A lot of people these days, for a variety of reasons, are feeling like Ahab: caught in an inescapable mishap, bewildered, angry, maybe even hopeless. More vulnerability, more generous compassion, at such times may seem like the worst possible prescription, especially if we look at vulnerability and compassion the way Ahab does. After he returns from his meeting with Captain Boomer, Ahab, having cracked his prosthesis in his hasty exit, needs the Pequod's carpenter to make him another leg. Bemoaning the fact that, "proud as a Greek god," he must stand "debtor to this blockhead for a bone to stand on!" Ahab curses what he calls "that mortal interindebtedness" (1297). Denying the "unaccountable, cunning life-principle," Ahab can see assistance only as debt, and debt only as [End Page 23] weakness (1293). But as my London encounters show, it is far better, far braver, to give ourselves to our positive, pleasurable, transformative attachments to the world, and especially our generous and compassionate attachment to each other.

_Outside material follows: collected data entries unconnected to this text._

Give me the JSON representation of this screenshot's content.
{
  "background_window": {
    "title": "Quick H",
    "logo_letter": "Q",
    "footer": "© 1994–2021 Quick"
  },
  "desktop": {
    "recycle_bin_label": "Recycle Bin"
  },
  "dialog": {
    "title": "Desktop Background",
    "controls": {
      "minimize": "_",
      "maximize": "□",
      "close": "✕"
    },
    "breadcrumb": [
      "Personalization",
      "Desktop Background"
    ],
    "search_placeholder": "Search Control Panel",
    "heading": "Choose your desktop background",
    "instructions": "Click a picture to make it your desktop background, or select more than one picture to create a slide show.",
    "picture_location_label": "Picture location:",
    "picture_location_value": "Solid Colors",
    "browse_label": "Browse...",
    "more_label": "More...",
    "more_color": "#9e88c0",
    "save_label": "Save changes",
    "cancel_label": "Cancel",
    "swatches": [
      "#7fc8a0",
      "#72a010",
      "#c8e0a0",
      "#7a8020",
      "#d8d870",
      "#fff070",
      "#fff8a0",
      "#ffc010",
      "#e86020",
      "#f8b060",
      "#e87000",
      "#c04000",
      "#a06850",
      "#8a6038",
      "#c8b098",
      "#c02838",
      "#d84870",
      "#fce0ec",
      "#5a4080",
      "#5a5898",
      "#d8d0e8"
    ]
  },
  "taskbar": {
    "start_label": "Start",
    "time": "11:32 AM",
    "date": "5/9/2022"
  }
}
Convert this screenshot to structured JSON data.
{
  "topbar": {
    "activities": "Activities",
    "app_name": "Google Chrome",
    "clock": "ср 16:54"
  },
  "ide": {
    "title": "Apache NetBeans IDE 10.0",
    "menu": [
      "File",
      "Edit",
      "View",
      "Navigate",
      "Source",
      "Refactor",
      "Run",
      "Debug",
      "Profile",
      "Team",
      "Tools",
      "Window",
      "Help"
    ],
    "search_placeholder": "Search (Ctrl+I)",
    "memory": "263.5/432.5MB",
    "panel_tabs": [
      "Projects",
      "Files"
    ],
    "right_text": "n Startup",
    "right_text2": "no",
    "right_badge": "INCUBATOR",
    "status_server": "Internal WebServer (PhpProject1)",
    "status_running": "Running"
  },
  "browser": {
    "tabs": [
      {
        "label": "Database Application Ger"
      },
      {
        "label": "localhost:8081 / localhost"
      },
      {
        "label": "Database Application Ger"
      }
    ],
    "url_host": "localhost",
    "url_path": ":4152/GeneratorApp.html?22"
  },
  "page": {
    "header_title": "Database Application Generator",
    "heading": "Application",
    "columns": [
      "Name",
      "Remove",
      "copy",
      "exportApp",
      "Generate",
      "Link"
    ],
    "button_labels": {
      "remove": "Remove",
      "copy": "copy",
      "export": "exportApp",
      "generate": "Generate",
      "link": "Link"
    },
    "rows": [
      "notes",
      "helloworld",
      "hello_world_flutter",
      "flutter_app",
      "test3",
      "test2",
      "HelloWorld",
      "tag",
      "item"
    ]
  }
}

Christopher Castiglia is Distinguished Professor of English at the Pennsylvania State University, where he co-founded C19. He is the author of several studies of nineteenth-century American literature, including Bound and Determined: Captivity, Culture-Crossing, and White Womanhood from Mary Rowlandson to Patty Hearst (Chicago, 1996); Interior States: Institutional Consciousness and the Inner Life of Democracy in the Antebellum United States (Duke, 2008); and, this year, The Practices of Hope: Literary Criticism in Disenchanted Times (NYU, 2017). He was, with Dana D. Nelson, a founding editor of J19.